Apache shardingsphere (incubating) will use optimistic lock, pessimistic lock, no isolation and other strategies to achieve one-to-one support of isolation levels such as read committed, read uncommitted, repeatable read and serialization. The concurrency of the system is further improved by multi version snapshot.

External XA transaction interface

After supporting its own internal transaction problems, sharding JDBC and sharding proxy, the two access terminals of Apache shardingsphere (incubating), will provide the ability to integrate with other data sources and be managed by JTA and other distributed transaction managers.

After implementing the external XA transaction interface, the data source of sharding JDBC will implement the xadatasource interface, providing the possibility to join an XA transaction together with other data sources; the database protocol of sharding proxy will also implement the two-phase commit protocol based on Xa, making it a resource manager loaded by Xa.

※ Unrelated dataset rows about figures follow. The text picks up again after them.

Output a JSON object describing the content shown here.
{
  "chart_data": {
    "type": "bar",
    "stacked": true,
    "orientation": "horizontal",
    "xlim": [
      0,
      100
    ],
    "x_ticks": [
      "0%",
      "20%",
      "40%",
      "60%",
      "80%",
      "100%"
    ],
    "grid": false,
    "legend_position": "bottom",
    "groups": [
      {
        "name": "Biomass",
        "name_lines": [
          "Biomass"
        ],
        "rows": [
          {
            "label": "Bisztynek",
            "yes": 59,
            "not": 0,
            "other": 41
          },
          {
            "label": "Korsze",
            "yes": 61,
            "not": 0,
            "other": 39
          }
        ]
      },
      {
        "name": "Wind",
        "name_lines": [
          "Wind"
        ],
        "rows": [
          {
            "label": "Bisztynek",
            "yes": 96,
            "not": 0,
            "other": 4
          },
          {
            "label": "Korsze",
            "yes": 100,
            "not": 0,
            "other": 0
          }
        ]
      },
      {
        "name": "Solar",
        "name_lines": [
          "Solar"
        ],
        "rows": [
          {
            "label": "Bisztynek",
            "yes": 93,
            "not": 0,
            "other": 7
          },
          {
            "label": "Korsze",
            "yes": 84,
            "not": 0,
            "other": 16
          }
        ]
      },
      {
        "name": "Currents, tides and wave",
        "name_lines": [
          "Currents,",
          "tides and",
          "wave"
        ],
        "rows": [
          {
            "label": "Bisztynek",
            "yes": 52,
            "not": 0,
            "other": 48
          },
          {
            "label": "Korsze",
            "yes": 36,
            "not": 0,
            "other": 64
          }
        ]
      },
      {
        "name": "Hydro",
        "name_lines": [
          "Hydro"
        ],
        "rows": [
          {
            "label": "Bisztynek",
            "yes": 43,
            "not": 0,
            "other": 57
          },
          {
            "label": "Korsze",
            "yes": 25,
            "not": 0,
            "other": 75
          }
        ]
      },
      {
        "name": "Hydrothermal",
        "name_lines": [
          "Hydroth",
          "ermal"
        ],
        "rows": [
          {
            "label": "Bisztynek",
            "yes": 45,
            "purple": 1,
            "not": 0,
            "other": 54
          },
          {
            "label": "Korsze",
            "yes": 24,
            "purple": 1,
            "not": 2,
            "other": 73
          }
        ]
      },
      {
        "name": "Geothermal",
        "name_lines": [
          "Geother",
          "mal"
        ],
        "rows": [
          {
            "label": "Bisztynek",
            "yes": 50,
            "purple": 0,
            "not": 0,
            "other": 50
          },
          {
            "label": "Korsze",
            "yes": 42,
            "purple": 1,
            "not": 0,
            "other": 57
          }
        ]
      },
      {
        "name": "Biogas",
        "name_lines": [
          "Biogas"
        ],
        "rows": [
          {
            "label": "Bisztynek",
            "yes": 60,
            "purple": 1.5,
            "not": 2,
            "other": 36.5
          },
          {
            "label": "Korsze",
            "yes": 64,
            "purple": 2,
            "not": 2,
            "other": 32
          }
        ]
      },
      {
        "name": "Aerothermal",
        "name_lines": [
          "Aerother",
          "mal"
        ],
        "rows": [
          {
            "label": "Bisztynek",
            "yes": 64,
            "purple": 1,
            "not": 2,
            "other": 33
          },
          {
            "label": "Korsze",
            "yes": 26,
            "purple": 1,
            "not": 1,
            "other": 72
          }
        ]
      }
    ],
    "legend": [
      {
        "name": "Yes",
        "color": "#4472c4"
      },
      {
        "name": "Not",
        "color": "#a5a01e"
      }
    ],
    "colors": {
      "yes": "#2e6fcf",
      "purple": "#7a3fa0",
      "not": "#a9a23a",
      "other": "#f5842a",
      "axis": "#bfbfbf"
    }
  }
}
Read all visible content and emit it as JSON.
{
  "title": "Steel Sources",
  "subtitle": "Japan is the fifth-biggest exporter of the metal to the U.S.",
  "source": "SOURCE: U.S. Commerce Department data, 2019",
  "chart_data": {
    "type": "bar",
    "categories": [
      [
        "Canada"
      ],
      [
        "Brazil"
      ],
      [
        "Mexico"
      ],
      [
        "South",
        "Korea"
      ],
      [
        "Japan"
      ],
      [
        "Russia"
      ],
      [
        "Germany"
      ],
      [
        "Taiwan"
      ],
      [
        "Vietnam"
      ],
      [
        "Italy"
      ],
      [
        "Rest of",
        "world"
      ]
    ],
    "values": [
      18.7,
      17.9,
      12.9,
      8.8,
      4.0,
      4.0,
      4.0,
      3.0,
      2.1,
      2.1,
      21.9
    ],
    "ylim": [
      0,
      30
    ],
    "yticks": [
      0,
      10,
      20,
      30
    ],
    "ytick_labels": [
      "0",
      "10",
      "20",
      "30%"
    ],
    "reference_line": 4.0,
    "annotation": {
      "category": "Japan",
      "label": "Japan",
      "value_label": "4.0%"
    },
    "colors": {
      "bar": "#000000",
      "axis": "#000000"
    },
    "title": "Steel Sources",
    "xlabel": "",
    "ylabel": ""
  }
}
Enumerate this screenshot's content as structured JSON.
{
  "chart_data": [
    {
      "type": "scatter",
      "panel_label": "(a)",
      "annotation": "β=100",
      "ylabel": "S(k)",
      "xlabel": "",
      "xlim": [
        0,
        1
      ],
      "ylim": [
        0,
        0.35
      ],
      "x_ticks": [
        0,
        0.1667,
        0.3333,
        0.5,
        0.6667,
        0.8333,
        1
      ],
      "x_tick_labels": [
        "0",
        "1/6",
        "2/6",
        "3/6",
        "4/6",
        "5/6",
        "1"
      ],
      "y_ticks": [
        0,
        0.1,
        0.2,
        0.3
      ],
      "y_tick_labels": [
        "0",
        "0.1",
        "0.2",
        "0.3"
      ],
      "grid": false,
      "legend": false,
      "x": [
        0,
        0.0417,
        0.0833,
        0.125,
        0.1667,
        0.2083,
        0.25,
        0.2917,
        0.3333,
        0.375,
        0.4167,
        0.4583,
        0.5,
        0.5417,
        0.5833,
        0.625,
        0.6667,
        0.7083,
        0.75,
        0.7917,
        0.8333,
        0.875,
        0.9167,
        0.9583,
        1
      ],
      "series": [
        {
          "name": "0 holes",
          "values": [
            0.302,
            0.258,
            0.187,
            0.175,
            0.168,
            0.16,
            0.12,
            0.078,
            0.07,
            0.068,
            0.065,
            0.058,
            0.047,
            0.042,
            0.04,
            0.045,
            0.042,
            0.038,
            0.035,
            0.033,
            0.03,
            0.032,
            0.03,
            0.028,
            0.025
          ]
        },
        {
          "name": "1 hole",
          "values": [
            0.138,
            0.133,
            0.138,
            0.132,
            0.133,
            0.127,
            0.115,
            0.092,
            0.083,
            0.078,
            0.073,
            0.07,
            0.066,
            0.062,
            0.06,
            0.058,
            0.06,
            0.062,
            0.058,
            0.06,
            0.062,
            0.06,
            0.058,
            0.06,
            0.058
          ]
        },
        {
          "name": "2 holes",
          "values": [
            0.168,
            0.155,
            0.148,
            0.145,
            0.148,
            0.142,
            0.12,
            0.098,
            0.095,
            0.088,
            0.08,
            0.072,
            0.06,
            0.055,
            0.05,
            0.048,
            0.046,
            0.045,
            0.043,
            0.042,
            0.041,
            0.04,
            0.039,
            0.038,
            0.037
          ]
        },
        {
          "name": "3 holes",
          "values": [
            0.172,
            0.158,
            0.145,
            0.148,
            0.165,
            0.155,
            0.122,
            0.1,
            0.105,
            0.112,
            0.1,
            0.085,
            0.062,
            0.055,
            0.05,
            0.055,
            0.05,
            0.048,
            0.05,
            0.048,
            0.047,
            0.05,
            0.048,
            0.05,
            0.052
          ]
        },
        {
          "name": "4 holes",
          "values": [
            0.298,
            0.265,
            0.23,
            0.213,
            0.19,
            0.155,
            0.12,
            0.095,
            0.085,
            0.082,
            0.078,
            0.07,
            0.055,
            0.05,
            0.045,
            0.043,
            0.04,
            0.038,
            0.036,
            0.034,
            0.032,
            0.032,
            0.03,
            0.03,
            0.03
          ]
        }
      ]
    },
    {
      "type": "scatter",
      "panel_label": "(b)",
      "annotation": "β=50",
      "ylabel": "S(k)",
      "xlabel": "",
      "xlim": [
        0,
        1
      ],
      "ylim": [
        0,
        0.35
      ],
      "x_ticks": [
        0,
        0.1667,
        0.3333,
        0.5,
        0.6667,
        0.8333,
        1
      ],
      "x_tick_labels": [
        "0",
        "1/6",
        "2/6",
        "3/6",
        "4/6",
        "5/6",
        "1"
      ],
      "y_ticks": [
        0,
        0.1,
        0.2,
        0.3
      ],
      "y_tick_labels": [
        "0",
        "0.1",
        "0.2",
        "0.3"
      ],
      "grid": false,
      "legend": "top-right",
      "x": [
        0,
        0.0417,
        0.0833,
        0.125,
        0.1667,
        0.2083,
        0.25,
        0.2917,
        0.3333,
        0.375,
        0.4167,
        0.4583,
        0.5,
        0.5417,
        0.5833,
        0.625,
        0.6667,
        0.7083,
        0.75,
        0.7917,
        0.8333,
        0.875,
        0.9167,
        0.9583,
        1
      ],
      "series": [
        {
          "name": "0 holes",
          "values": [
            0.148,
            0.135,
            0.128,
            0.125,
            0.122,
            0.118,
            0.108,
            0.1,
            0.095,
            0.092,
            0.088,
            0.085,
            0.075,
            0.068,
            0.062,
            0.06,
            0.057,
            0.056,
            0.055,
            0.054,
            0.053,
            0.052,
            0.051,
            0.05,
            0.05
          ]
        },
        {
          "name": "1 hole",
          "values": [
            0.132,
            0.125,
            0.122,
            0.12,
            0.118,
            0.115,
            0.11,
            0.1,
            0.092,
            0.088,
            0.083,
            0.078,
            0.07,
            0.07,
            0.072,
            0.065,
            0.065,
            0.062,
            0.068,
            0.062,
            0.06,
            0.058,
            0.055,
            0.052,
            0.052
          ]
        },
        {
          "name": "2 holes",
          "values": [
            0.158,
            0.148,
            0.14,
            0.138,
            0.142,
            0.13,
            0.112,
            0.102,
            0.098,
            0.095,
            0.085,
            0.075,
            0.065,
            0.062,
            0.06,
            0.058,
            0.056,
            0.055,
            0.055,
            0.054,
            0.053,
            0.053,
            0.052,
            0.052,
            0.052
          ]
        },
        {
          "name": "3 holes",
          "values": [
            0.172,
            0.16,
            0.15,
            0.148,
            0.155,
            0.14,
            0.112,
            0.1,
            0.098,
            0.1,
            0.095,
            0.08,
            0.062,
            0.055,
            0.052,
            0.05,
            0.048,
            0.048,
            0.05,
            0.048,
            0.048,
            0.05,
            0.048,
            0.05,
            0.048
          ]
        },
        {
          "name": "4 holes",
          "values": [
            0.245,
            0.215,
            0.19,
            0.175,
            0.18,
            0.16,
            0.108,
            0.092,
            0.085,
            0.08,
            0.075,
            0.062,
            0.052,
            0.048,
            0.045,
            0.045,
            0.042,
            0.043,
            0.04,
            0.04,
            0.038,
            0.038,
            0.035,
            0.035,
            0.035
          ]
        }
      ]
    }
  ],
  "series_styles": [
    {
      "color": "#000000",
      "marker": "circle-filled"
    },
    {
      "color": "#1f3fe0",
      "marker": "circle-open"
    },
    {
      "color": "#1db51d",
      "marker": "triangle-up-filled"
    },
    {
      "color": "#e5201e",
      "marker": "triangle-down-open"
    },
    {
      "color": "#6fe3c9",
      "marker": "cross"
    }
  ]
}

In addition, shardingsphere also implements the recovery part of XA protocol, that is, it can provide in double transactions to realize transaction recovery when the transaction processor crashes.


The distributed transaction capabilities provided by Apache shardingsphere (incubating) can be summarized in the following table. Readers can compare with the table at the beginning of this article to see the changes brought about by the distributed transaction module of shardingsphere.

Open source distributed transaction solution based on combination of hard and soft

In the rapid development of Apache shardingsphere (incubating), the rudiment of distributed transaction has become. We will build it into a usable product as soon as possible, and continue to provide high-quality solutions for the community. For a short article, you will be interested in this field. Might as well first try, whether to meet your expectations? Or simply join our community to create a more perfect distributed transaction solution.